What America, and the World, needs here is an easy to use, yet secure filesharing network. For that, you need a secure backbone. And that’s what this document intends to create.

First, some definitions. Easy means that it needs to be simple enough that anyone who could use previous filesharing networks can use this one. Secure means that it will be hard for the RIAA, MPAA, BSA, or any other organization that would prevent said sharing to discover who is talking to who, and what they are saying, or more importantly, make it hard to prove such.

Next, some limitations: This project cannot keep the such forces out. Part of the idea is to make the framework robust and resilient to such intrusion. However, we can make it hard to do something stupid and get yourself discovered.
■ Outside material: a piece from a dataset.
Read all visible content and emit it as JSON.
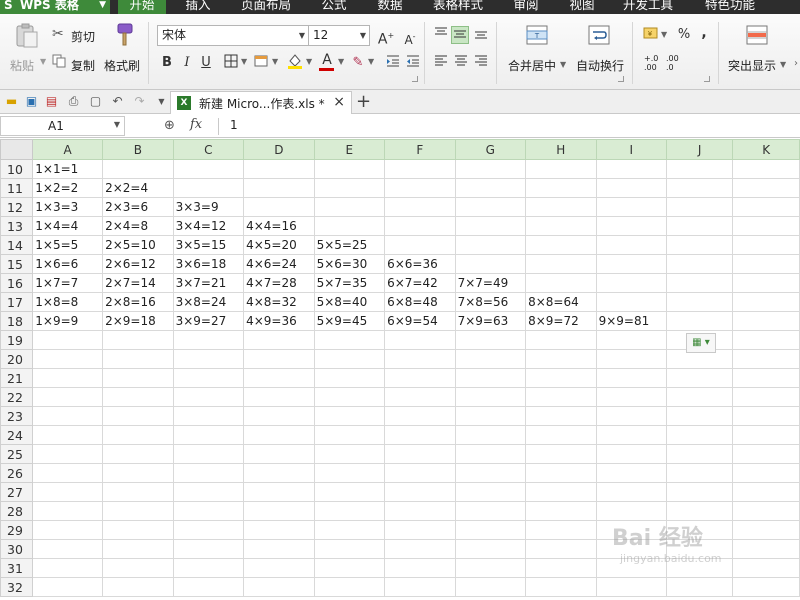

Basic idea: The Network, codenamed for the moment DUMPNET (After Justin Frankel’s WASTE, Tag: The DUMP, where WASTE goes next), will be composed of several distinct parts.

1) The DUMPTRUNK. This is simply a darknet “Trunk” based upon the ideas of a web of trust with anonymity within. Each user will run a DUMPTRUNK node, which knows very little about it’s surroundings but has a lot of logic for the packets going through it. Unfortunately, despite it’s name, it’s not a big truck: It’s a series of tubes.

2) The DUMPSTER. Named for Napster, the start of the revolution, the DUMPSTER is a protocol for caching file lists and searching. Again, this is based on a web of trust, but still anonymous: The trusted server knows only the Public key of the users, not their actual identity. The Server also hosts no files itself, it simply tells people who to request from.

3) The DUMPFTP. A simple file transfer protocol, based on the DUMPTRUNK. Routes using an ant-logic algorithm, built into the DUMPTRUNK, that sets up TCP-like connections.

Each user would have separate keysets for each app, “listening” for packets aimed at it’s public key.